Em seguida, o sujeito da pesquisa, colocado no quarto, respondeu apropriadamente ao gatilho e, assim, a mãe do príncipe deu o veredicto: Princesa.

Hoje, usamos tecnologias de detecção comportamental para detectar comportamento malicioso, em vez de comportamento de princesa. O princípio básico permanece o mesmo, no entanto. Por exemplo, o Kaspersky Research Sandbox analisa a operação normal de um computador em uma rede corporativa e o emula em um espaço isolado para monitorar o comportamento de ameaças potenciais.

O Isqueiro

Em “O Isqueiro”, Andersen escreve sobre um hacker. Simplesmente chamado de soldado, nosso hacker usa uma espécie de comunicador chamado Tinderbox para contatar um grupo criminoso de cães monstruosos. Os cães fornecem-lhe moedas e um canal de comunicação com a princesa, contornando as restrições do governo. Além disso, eles ocultam suas atividades criminosas no mundo real, eliminando fisicamente as pessoas indesejadas. Em outras palavras, é uma ferramenta dark-web, e o nome Tinderbox é claramente uma referência ao Tor.

“O Isqueiro” é atípico em alguns aspectos, principalmente na escolha do protagonista. Os heróis dos contos de fadas tendem a ser personagens positivos ou, pelo menos, evocam sentimentos de empatia. Aqui, o personagem central, longe de ser um herói, é imoral até a medula.

No decorrer de seu conto extremamente curto, o soldado trapaceia, rouba e mata uma velha que lhe disse onde conseguir dinheiro, sequestra repetidamente uma princesa, acaba com os pais dela, bem como com os juízes e os conselheiros reais e, finalmente, toma o poder. Andersen claramente queria retratar o homem como um criminoso.

Voltando ao prisma da segurança da informação, não estamos interessados no isqueiro em si, mas nas medidas que os defensores do palácio usaram para apontar onde e como o soldado faz contato com a princesa. A rainha (observe que, como em “A Princesa e a Ervilha”, é a mulher da família a responsável pela segurança da informação no palácio — é assim que Andersen mostra a importância do papel do CISO na época medieval) faz várias tentativas de dar um jeito no hacker.

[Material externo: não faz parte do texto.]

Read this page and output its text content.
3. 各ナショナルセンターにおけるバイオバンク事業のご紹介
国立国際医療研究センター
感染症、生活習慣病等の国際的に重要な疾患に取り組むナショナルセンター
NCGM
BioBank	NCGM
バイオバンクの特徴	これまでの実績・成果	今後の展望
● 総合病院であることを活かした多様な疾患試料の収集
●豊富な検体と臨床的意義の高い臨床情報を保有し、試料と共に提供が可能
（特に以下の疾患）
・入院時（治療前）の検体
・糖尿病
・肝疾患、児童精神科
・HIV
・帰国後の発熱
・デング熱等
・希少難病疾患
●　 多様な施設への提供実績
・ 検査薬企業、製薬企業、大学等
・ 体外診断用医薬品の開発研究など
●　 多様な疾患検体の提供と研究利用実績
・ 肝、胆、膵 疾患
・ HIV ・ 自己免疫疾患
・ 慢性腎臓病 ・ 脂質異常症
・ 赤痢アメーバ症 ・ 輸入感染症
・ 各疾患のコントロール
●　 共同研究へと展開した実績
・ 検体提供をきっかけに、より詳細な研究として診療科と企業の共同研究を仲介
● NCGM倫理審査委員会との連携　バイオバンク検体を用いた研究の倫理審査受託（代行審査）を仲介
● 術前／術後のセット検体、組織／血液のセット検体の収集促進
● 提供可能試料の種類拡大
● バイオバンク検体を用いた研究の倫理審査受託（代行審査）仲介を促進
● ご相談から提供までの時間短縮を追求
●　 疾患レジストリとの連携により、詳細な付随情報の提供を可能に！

Primeiro, ela instrui o analista de ameaças cibernéticas interno do palácio — uma dama de companhia — para rastrear o endereço do intruso manualmente. A dama de companhia identifica corretamente a sub-rede que o soldado está usando, mas o sistema complexo de ofuscação de endereço a impede de determinar a máquina com precisão. Em outras palavras, para afastá-la do cheiro, um dos cães marca os portões do entorno com a mesma cruz de giz que o portal do soldado.

A segunda tentativa é mais sofisticada e bem-sucedida. A rainha incorpora um implante no aplicativo cliente da princesa — um saco de sêmolas de trigo sarraceno. Durante a próxima sessão de comunicação, o implante de trigo sarraceno marca os nós intermediários através dos quais o cão cibernético redireciona o sinal para a “janela do soldado” — isto é, diretamente para seu computador baseado em Windows. Como resultado, o soldado é localizado, preso e condenado à morte.

Ao contrário de “A Princesa e a Ervilha”, no entanto, este é um conto preventivo, não uma história de sucesso. Um transeunte é subornado para entregar o comunicador ao condenado, que pede a ajuda de todo o grupo criminoso canino; em última análise, os esforços da rainha foram em vão.

As Roupas Novas do Imperador

Completando nossa seleção de contos de Andersen sobre tecnologias de segurança da informação, está outro famoso, “As roupas novas do imperador“. A história original é claramente um artigo crítico satírico sobre cibercharlatões — neste caso, fornecedores que elogiam sua própria blockchain de próxima geração ou cibersegurança baseada em IA.

Em “As roupas novas do imperador”, o rei aloca dinheiro para desenvolver um sistema de cibersegurança completo, mas os empreiteiros apenas desenvolvem algumas apresentações com tema de blockchain e embolsam o dinheiro. Os conselheiros do rei, nada sabendo sobre a tecnologia e com medo de parecer estúpidos, confirmam suas grandes perspectivas. Mais tarde, um jovem pentester (testador de invasões), mas aparentemente experiente, percebe que o sistema de proteção real não está apenas cheio de buracos, mas é totalmente inexistente.

O setor de cibersegurança evoluiu bastante desde a época de Andersen. As organizações modernas que escolhem as soluções de segurança  deveriam ser guiadas menos por slogans de propaganda e mais pelos resultados de testes independentes.